Por outro lado, o Estado por rescindir o contrato sem obrigação de indemnizar nos “casos em que as entidades explorantes tenham abandonado total ou parcialmente os respectivos estabelecimentos agrícolas, ou tenham cedido a outrem a sua exploração, ou se achem em situação de inviabilidade ou insolvência económica”.

Num levantamento feito pelo deputado comunista, em 2013 havia 53 rendeiros na Herdade dos Machados, com idades compreendidas entre os 34 e os 89 anos. Destes, 44 não desenvolviam outra actividade para além da agricultura.
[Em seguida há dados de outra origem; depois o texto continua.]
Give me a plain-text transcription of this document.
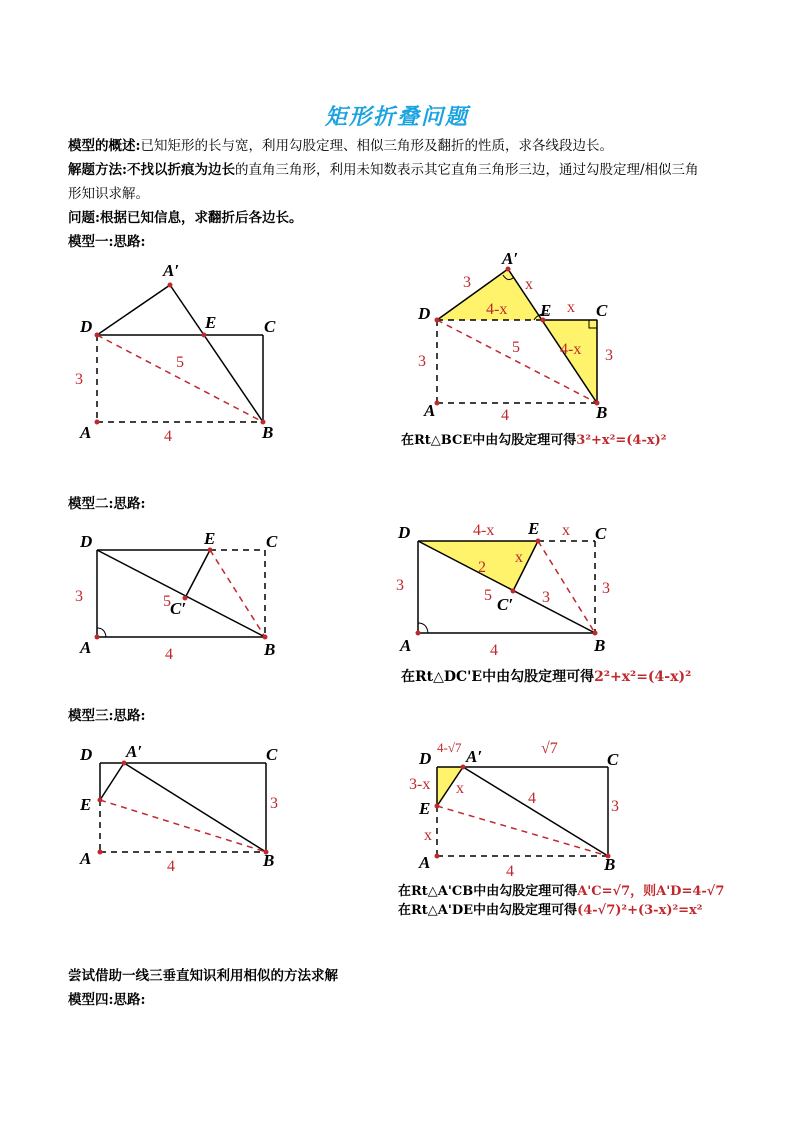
矩形折叠问题
模型的概述:已知矩形的长与宽，利用勾股定理、相似三角形及翻折的性质，求各线段边长。
解题方法:不找以折痕为边长的直角三角形，利用未知数表示其它直角三角形三边，通过勾股定理/相似三角
形知识求解。
问题:根据已知信息，求翻折后各边长。
模型一:思路:
A′
D	E	C
A	B
3
4
5
A′
D	E	C
A	B
3	x
4-x	x
4-x 3
3
5
4
在Rt△BCE中由勾股定理可得3²+x²=(4-x)²
模型二:思路:
D	E	C
C′
A	B
3	5
4
D	E	C
C′
A	B
4-x	x
2
x
3	3
3
5
4
在Rt△DC'E中由勾股定理可得2²+x²=(4-x)²
模型三:思路:
D A′	C
E
A	B
3
4
D A′	C
E
A	B
4-√7	√7
3-x x
x
4	3
4
在Rt△A'CB中由勾股定理可得A'C=√7，则A'D=4-√7
在Rt△A'DE中由勾股定理可得(4-√7)²+(3-x)²=x²
尝试借助一线三垂直知识利用相似的方法求解
模型四:思路:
E apenas num caso os serviços do ministério fizeram reparos quanto à forma de exploração das parcelas. Em todos os outros é referido que os lotes (foram distribuídos, em média 38 hectares por rendeiro) são explorados de forma viável.

No total estão entregues por arrendamento 2019 hectares, pelo que, tendo a herdade cerca de 6100 hectares, “são hoje explorados pelos antigos proprietários mais de 4000 hectares” conclui João Ramos.
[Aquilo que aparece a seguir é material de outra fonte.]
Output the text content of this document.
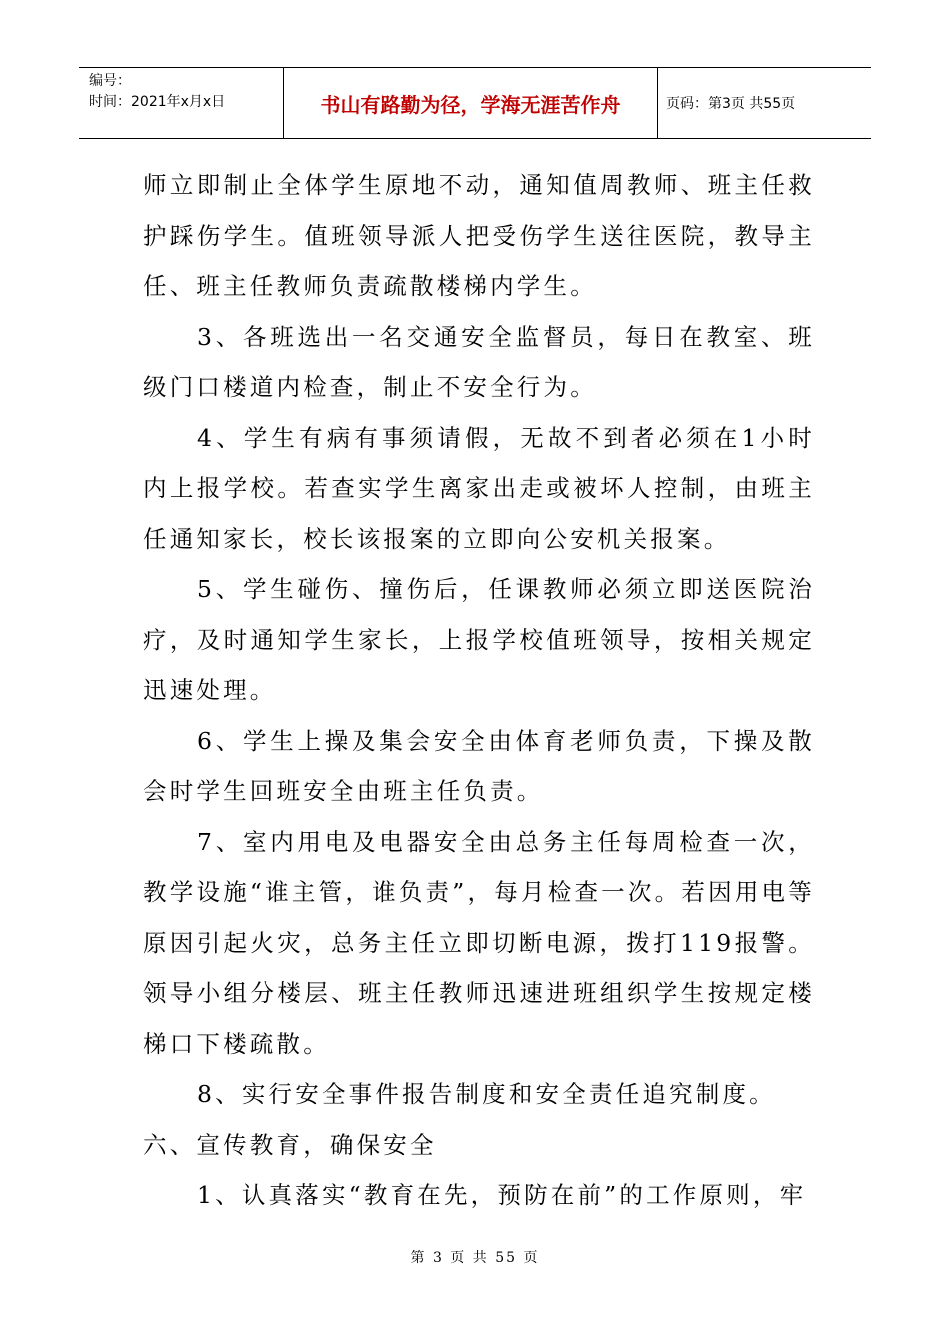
编号：
时间：2021年x月x日	书山有路勤为径，学海无涯苦作舟	页码：第3页 共55页

师立即制止全体学生原地不动，通知值周教师、班主任救护踩伤学生。值班领导派人把受伤学生送往医院，教导主任、班主任教师负责疏散楼梯内学生。

3、各班选出一名交通安全监督员，每日在教室、班级门口楼道内检查，制止不安全行为。

4、学生有病有事须请假，无故不到者必须在1小时内上报学校。若查实学生离家出走或被坏人控制，由班主任通知家长，校长该报案的立即向公安机关报案。

5、学生碰伤、撞伤后，任课教师必须立即送医院治疗，及时通知学生家长，上报学校值班领导，按相关规定迅速处理。

6、学生上操及集会安全由体育老师负责，下操及散会时学生回班安全由班主任负责。

7、室内用电及电器安全由总务主任每周检查一次，教学设施“谁主管，谁负责”，每月检查一次。若因用电等原因引起火灾，总务主任立即切断电源，拨打119报警。领导小组分楼层、班主任教师迅速进班组织学生按规定楼梯口下楼疏散。

8、实行安全事件报告制度和安全责任追究制度。

六、宣传教育，确保安全

1、认真落实“教育在先，预防在前”的工作原则，牢

第 3 页 共 55 页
Em 1980, o então primeiro-ministro Sá Carneiro dividiu a Herdade dos Machados em 200 parcelas para as distribuir por cerca de uma centena de trabalhadores que ali prestavam serviço desde que a herdade foi nacionalizada em 1975.

PGR diz que os contratos se mantêm
O Conselho Consultivo da Procuradoria-Geral da República considera, num parecer emitido no ano passado, que se mantêm “inalterados” os direitos dos arrendatários da Herdade dos Machados. 

O Conselho salienta que a Casa Agrícola Santos Jorge (a empresa proprietária de 4000 hectares da Herdade dos Machados que reclama a devolução de cerca de 2000 hectares atribuídos aos rendeiros por Sá Carneiro) “não tem direito à entrega dos terrenos referidos” enquanto os contratos  de arrendamento “subsistirem em vigor”. 

O parecer foi emitido a pedido do Ministério da Agricultura e prendia-se com a validade de um despacho governamental de 2003 que pôs fim aos contratos de arrendamento e que foi depois anulado pelo Tribunal Administrativo e Fiscal de Beja. De acordo com o documento o “Estado/Administração está proibido de praticar qualquer acto incompatível com a sentença proferida pelo Tribunal Administrativo e Fiscal de Beja”.